Toronto Mayor Gets His Gun Violence Problem Backwards
A mass handgun shooting in the city that, in an early example of its typical self-congratulatory and delusional smugness, has long called itself “Toronto the Good,” has just raised this year’s gun murder tally in the city to 27, with another 82 injured.
As HuffPost Canada reports:
Just after 10 p.m. ET, gunfire was reported in the Danforth and Logan area, which is a bustling area that includes bars, businesses and homes.
In the violence, a young woman was killed, and now a girl is fighting for her life, said Toronto Police Chief Mark Saunders in a midnight news conference.
A handgun was used in the shooting, which covered “a bit of distance,” he told reporters, explaining that investigators were treating the crime scene “like a jigsaw puzzle.”
Luckily, the shooter was killed in an exchange with police before he could murder or wound any more victims.
But for me, since I believe these violent crimes are reported with far too much careless and desensitizing enthusiasm by our modern sensationalizing media, the real news in this story is the immediate response of Toronto’s mayor, John Tory, the former leader of Ontario’s provincial Progressive Conservative Party (the most honestly named “right-wing” party in any contemporary Western democracy). Naturally Tory, like all modern milquetoasts, statists, and irrationalists, blames the guns.
“We have a gun problem in that guns are too readily available to too many people,” said Toronto Mayor John Tory from the Danforth scene. “The only people that really are supposed to have them are the police and very limited numbers of other people, and that is clearly not the case … And we clearly have to do more about it because there are too many people carrying around guns and using them in whatever manner they use them.”
And how did John Tory calculate the number or proportion of people “that really are supposed to have” guns? What does he mean by “supposed to”? Of course, he means nothing, or rather he means that, as a knee-jerk progressive, he simply would prefer if no one but the government had guns — and, like all progressives, he equates his personal feelings with enforceable mandates. Hence, “I don’t like gun crime” becomes “I wish there were no guns,” which in turn becomes “People aren’t supposed to have guns.” No reasoning, no principles, no concept of rights, liberty, or self-determination to struggle with. Gun crime upsets him, so people must not be allowed to possess guns, period.
“We clearly have to do more about it,” he says, meaning “we” have to increase the level and enforcement of gun control laws, without regard for moral justification, and without examining the changing nature of the population that has made the availability of guns a virtual guarantee of the criminal use of guns.
To state the obvious for the millionth time, no gun has ever committed a murder in Toronto — or anywhere else I daresay. And yet Mayor Tory defines his city’s growing tide of casual murder this way: “Guns are too readily available to too many people.”

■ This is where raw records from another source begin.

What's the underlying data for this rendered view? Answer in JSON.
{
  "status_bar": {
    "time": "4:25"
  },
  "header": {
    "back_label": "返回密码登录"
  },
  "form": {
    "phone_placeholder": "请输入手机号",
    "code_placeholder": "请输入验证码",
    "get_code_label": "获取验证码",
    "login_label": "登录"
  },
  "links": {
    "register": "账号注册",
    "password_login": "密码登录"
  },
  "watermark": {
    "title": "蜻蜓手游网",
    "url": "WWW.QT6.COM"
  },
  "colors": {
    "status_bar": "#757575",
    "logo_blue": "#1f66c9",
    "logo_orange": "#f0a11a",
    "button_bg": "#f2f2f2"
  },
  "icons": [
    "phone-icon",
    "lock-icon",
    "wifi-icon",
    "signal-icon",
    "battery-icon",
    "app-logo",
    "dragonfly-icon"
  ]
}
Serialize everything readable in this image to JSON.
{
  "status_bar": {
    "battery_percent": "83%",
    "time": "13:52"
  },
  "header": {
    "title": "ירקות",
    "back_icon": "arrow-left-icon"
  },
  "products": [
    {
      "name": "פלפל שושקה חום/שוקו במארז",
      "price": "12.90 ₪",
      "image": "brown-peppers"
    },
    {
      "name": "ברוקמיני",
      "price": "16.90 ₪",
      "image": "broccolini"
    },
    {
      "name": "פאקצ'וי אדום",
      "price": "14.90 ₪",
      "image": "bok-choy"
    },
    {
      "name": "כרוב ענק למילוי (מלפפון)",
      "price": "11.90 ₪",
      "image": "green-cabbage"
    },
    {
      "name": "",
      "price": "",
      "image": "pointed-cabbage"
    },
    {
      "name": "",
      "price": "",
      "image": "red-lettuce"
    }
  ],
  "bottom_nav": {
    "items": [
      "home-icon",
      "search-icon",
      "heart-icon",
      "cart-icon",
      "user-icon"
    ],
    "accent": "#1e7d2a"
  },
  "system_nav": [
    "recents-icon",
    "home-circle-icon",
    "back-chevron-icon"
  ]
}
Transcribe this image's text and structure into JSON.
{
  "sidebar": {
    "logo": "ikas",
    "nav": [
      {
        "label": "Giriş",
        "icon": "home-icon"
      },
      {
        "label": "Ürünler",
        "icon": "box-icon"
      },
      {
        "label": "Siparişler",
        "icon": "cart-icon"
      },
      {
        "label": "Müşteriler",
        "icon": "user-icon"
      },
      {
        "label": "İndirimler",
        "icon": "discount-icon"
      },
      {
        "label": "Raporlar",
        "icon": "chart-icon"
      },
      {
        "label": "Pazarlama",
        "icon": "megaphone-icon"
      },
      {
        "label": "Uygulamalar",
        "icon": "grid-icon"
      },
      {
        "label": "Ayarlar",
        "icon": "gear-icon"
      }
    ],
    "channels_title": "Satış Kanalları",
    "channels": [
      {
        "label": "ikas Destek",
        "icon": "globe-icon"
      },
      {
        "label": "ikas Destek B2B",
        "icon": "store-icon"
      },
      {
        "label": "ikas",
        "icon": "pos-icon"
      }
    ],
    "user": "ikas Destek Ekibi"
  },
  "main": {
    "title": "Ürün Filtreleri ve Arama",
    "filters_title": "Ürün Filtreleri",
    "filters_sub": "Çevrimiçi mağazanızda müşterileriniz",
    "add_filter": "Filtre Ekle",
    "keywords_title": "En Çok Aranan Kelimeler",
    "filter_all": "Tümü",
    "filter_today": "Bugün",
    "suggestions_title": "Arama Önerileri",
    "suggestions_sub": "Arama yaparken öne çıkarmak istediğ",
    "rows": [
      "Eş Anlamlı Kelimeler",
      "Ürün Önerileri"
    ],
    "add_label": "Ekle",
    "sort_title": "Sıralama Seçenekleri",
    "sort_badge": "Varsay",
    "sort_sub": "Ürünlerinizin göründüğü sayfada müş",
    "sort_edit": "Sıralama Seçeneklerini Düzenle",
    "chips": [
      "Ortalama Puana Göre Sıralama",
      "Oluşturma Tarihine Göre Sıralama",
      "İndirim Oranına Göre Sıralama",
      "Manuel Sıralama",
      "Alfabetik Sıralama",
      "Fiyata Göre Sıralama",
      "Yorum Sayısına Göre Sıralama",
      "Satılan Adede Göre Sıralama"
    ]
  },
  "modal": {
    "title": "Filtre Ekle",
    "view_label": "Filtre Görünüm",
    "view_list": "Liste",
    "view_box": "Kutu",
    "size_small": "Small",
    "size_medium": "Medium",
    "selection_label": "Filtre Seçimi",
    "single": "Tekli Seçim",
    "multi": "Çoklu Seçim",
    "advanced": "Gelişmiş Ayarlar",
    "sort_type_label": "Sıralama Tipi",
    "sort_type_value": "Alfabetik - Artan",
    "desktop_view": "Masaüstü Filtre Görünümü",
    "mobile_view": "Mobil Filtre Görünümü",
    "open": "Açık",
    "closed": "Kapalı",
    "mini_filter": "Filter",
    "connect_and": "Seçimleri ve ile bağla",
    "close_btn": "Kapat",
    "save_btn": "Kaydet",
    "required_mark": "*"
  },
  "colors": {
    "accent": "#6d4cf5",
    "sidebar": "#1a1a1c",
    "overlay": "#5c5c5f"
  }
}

No, Mr. Mayor, the problem — the one you would have to deal with if you were a real statesman, rather than a career feeder at the public trough — is quite the opposite: People are too readily available to too many guns. Toronto people, that is.
The problem, in other words, is not, as Tory revealingly claims, that “there are too many people carrying around guns and using them in whatever manner they use them” — as though the “manner” in which they use them were somehow vaguely out of the people’s control. The problem is precisely the manner in which people choose to use them; that is to say, the problem is the people of Toronto, who have gradually, in growing numbers, relinquished their status as responsible adults in favor of following their emotional whims of the moment, like poorly raised children, and who therefore can no longer be trusted to resist the opportunity to use a weapon if one happens to be available to them.

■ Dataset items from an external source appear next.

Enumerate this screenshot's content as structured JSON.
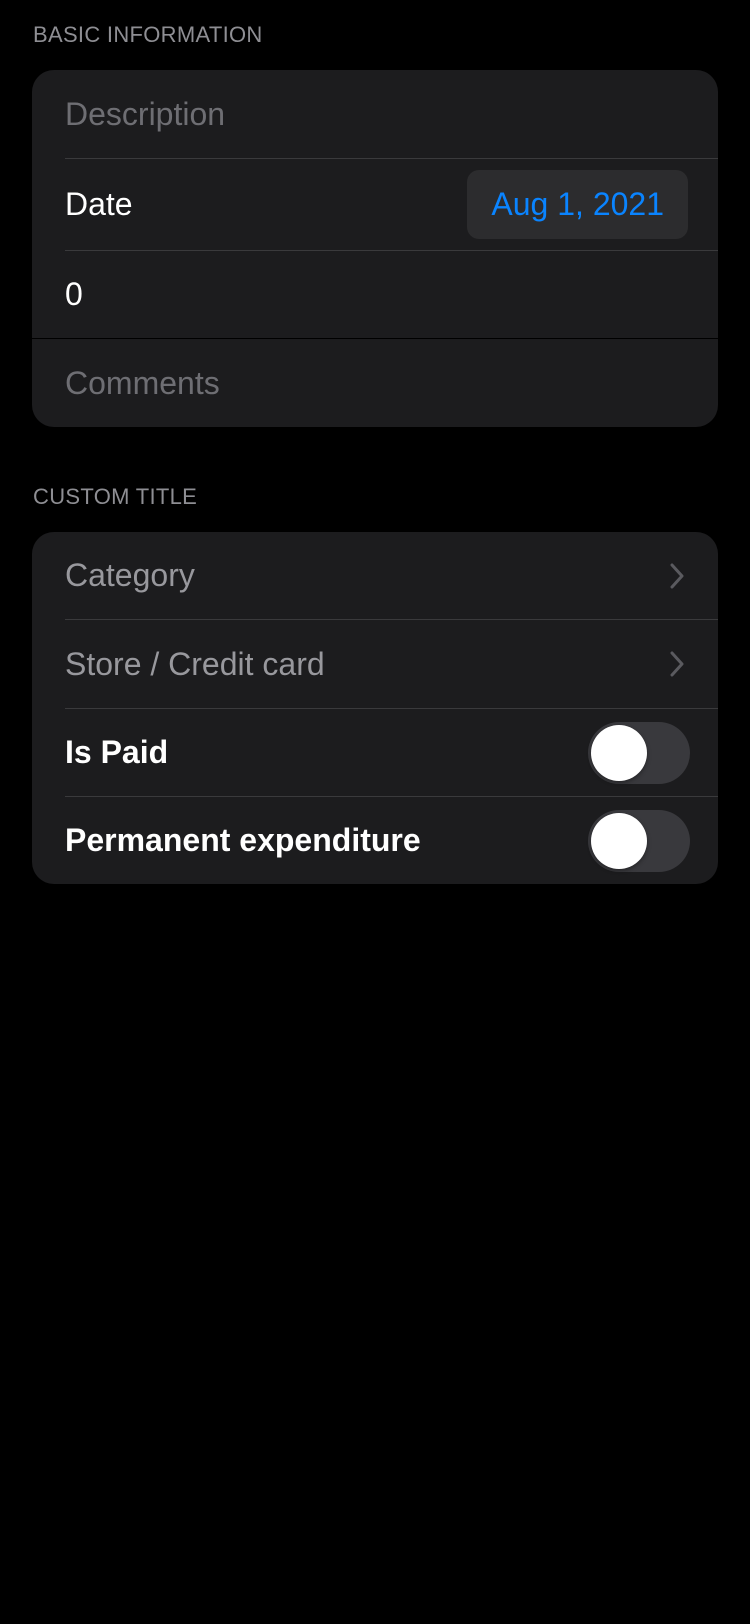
{
  "sections": {
    "basic": {
      "header": "BASIC INFORMATION",
      "description_placeholder": "Description",
      "date_label": "Date",
      "date_value": "Aug 1, 2021",
      "amount_value": "0",
      "comments_placeholder": "Comments"
    },
    "custom": {
      "header": "CUSTOM TITLE",
      "category_label": "Category",
      "store_label": "Store / Credit card",
      "is_paid_label": "Is Paid",
      "is_paid_on": false,
      "permanent_label": "Permanent expenditure",
      "permanent_on": false
    }
  },
  "colors": {
    "background": "#000000",
    "cell": "#1c1c1e",
    "accent": "#0a84ff",
    "secondary_text": "#8e8e93"
  },
  "icons": {
    "chevron": "chevron-right-icon"
  }
}
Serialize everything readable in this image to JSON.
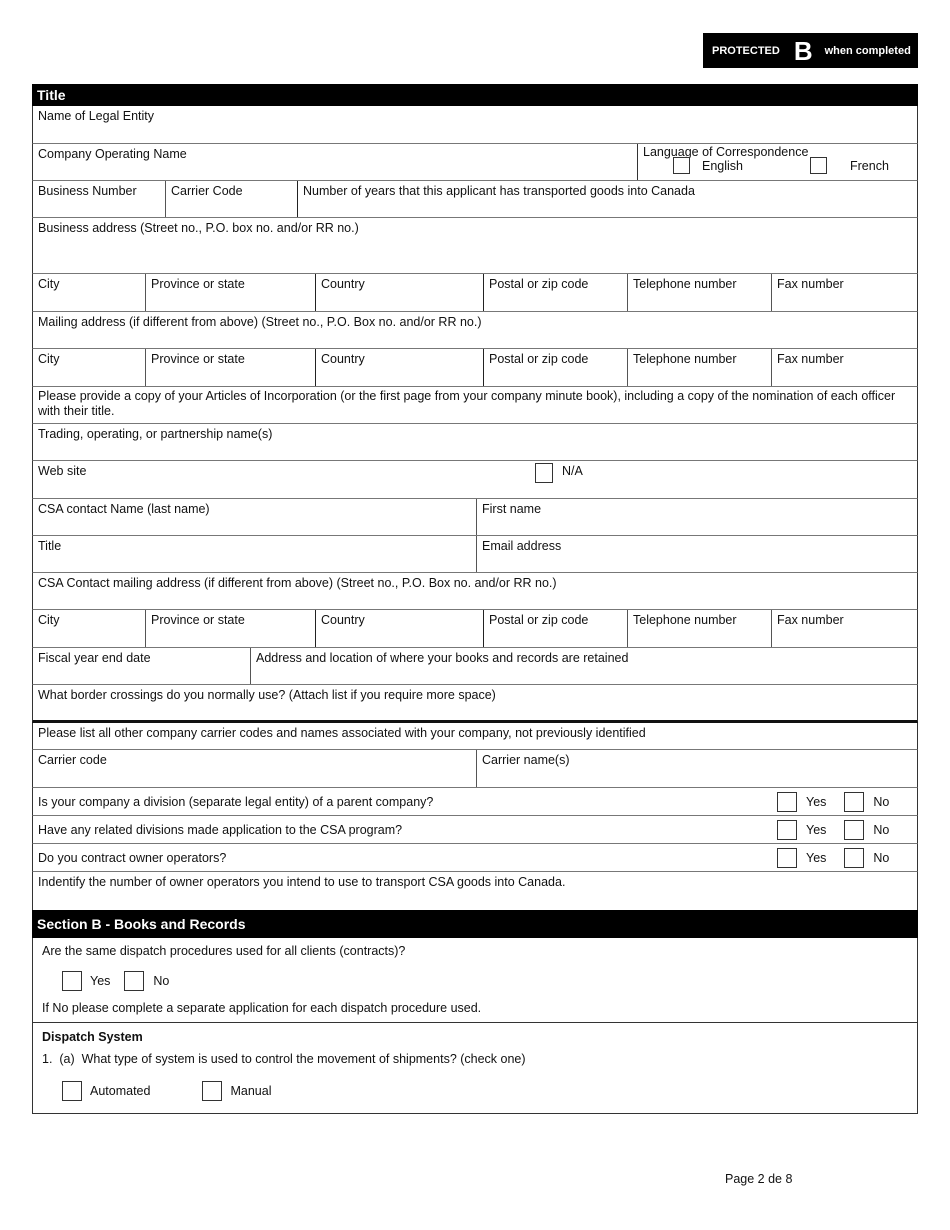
{
  "badge": {
    "protected": "PROTECTED",
    "level": "B",
    "suffix": "when completed"
  },
  "section_a": {
    "title": "Title",
    "legal_entity": "Name of Legal Entity",
    "operating_name": "Company Operating Name",
    "language": {
      "label": "Language of Correspondence",
      "english": "English",
      "french": "French"
    },
    "business_number": "Business Number",
    "carrier_code": "Carrier Code",
    "years_transported": "Number of years that this applicant has transported goods into Canada",
    "business_address": "Business address (Street no., P.O. box no. and/or RR no.)",
    "address_cols": [
      "City",
      "Province or state",
      "Country",
      "Postal or zip code",
      "Telephone number",
      "Fax number"
    ],
    "mailing_address": "Mailing address (if different from above) (Street no., P.O. Box no. and/or RR no.)",
    "articles_note": "Please provide a copy of your Articles of Incorporation (or the first page from your company minute book), including a copy of the nomination of each officer with their title.",
    "trading_names": "Trading, operating, or partnership name(s)",
    "website": "Web site",
    "website_na": "N/A",
    "csa_last_name": "CSA contact Name (last name)",
    "first_name": "First name",
    "email": "Email address",
    "csa_mailing": "CSA Contact mailing address (if different from above) (Street no., P.O. Box no. and/or RR no.)",
    "fiscal_year": "Fiscal year end date",
    "books_location": "Address and location of where your books and records are retained",
    "border_crossings": "What border crossings do you normally use? (Attach list if you require more space)",
    "other_carriers": "Please list all other company carrier codes and names associated with your company, not previously identified",
    "carrier_code_col": "Carrier code",
    "carrier_names_col": "Carrier name(s)",
    "questions": [
      {
        "text": "Is your company a division (separate legal entity) of a parent company?",
        "yes": "Yes",
        "no": "No"
      },
      {
        "text": "Have any related divisions made application to the CSA program?",
        "yes": "Yes",
        "no": "No"
      },
      {
        "text": "Do you contract owner operators?",
        "yes": "Yes",
        "no": "No"
      }
    ],
    "owner_operators": "Indentify the number of owner operators you intend to use to transport CSA goods into Canada."
  },
  "section_b": {
    "title": "Section B - Books and Records",
    "dispatch_question": "Are the same dispatch procedures used for all clients (contracts)?",
    "yes": "Yes",
    "no": "No",
    "if_no": "If No please complete a separate application for each dispatch procedure used.",
    "dispatch_heading": "Dispatch System",
    "q1a": "1.  (a)  What type of system is used to control the movement of shipments? (check one)",
    "automated": "Automated",
    "manual": "Manual"
  },
  "footer": {
    "page": "Page 2 de 8"
  }
}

Though I cannot test this hypothesis, I feel confident in saying, from my experience of having lived in a midsized Korean city for eleven years, that if you placed a hundred loaded handguns in random locations around the streets and parks of the downtown area of my city, ninety-nine of those guns, at least, would find their way safely to a local police station. Any casualties would be caused by children finding one of the guns and innocently playing around with it, or by a drunken student showing off with it to impress his girlfriend.
Place the same hundred guns around the streets of downtown Toronto, by contrast, and there will be a rash of murders and armed robberies for the next month.
I recently had the ill fortune to spend several hours, on two separate days, in the city’s most famous downtown area, near the prestigious University of Toronto, the banking district, and the core of Canada’s business and arts communities. The word “cesspool” is far too quaint to describe what I saw, or how I felt, during those hours. There are downtowns where I wouldn’t want my wife walking alone at night. Toronto’s is a downtown where I wouldn’t want her walking alone at noon.
Walking through the never-ending phalanx of ghostly homeless people, sleazy creeps, screaming lunatics, and dope-smoking thugs — along with the passive majority of “ordinary people” who wander obliviously through this horror on the way to their chic restaurant or banking job, pleased as punch to be living in the greatest city in the world — I suddenly understood more clearly than ever why our modern popular culture has such a sick obsession with zombies, the living dead. It’s merely the new realism.
That, Mayor Tory, is Toronto’s problem — your problem. I’d happily live alone, and sleep well at night, in a city with three million guns. But to live alone with three million Torontonians? No, thank you.